Like most of us, Mr. Morphis maintained a social presence through his public Facebook profile, a Twitter handle and a Blog, and used to share things from his personal to professional life through these mediums. It’s the stuff that he shared about his company’s activities that cost him his job.
Here are some of the things that he shared which eventually led to his ouster from the company:
- Earlier on Dec. 5 : “Cramming for earnings call like a final. I thought I had outgrown that…”
- Jan. 27 : “Roadshow completed. Sold $275 million of secondary shares. Earned my pay this week.”
- March 6 : “Dinner w/Board tonite. Used to be fun. Now one must be on guard every second.” The next day, he posted “Board meeting. Good numbers=Happy Board.”
- March 13 : “Earnings released. Conference call completed. How do you like me now Mr. Shorty?
Mr. Morphis had been Francesca’s CFO since October 2010, earning a total of $566,720 in 2011 and $1.2 million the previous year.
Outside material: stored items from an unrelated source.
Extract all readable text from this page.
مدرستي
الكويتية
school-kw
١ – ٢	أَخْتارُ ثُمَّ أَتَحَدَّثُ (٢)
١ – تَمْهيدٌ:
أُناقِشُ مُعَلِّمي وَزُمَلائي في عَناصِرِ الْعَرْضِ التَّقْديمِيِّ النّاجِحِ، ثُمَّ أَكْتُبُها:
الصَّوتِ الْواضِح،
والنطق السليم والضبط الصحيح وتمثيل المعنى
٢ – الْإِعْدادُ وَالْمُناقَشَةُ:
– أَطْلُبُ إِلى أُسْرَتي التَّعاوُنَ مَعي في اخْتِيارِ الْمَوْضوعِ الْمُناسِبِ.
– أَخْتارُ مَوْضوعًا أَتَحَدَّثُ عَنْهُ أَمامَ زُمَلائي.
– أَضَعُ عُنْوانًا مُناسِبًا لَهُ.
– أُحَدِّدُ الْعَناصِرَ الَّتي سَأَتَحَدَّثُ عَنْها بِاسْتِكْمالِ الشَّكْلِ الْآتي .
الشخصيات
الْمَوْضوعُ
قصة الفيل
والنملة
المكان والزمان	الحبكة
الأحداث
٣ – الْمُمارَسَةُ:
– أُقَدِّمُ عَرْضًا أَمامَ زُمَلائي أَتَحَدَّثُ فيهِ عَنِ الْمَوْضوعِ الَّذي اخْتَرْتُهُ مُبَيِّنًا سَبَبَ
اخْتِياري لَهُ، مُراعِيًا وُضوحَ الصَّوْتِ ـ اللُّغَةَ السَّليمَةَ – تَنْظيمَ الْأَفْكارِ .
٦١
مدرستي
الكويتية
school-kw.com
He previously held CFO positions at David’s Bridal and the Rowe Companies, and was listed as being 63 years old in an SEC filing last month.
“We are disappointed by this situation but we expect our executives to comply with all company policies,” – Greg Brenneman, chairman, Francesca’s board of directors and chairman, private-equity firm CCMP Capital
While it is now a widely known and reported fact that social media updates have led to people being detained in several countries. Certain governments (read China) keep a close tab on and constantly monitor the activities of people online and track down any violators and offenders and use their social media musings such as a Facebook update or a Tweet against them as verifiable proof of offence in a court of law, but incidents of employees being fired for their social media updates is not rare anymore.
“It’s understood by employers that employees are going to use social media, but hopefully they won’t run afoul of their company’s rules and potentially harm the employer,” – Eric B. Meyer, Employment lawyer in Philadelphia with Dilworth Paxson LLP.
According to a survey released this year by the Society for Human Resource Management about 40% of employers have formal social-media policies, the survey was conducted across 470 companies, a third of these companies with policies have taken action against an employee in the past year. Still it is not every other day that a senior executive of the position of a CFO gets fired for his/her social media updates, therefore this case is a bit of an exception.
“They are going to have access to more inside, confidential information so there is the risk that they can publish it” – Eric B. Meyer.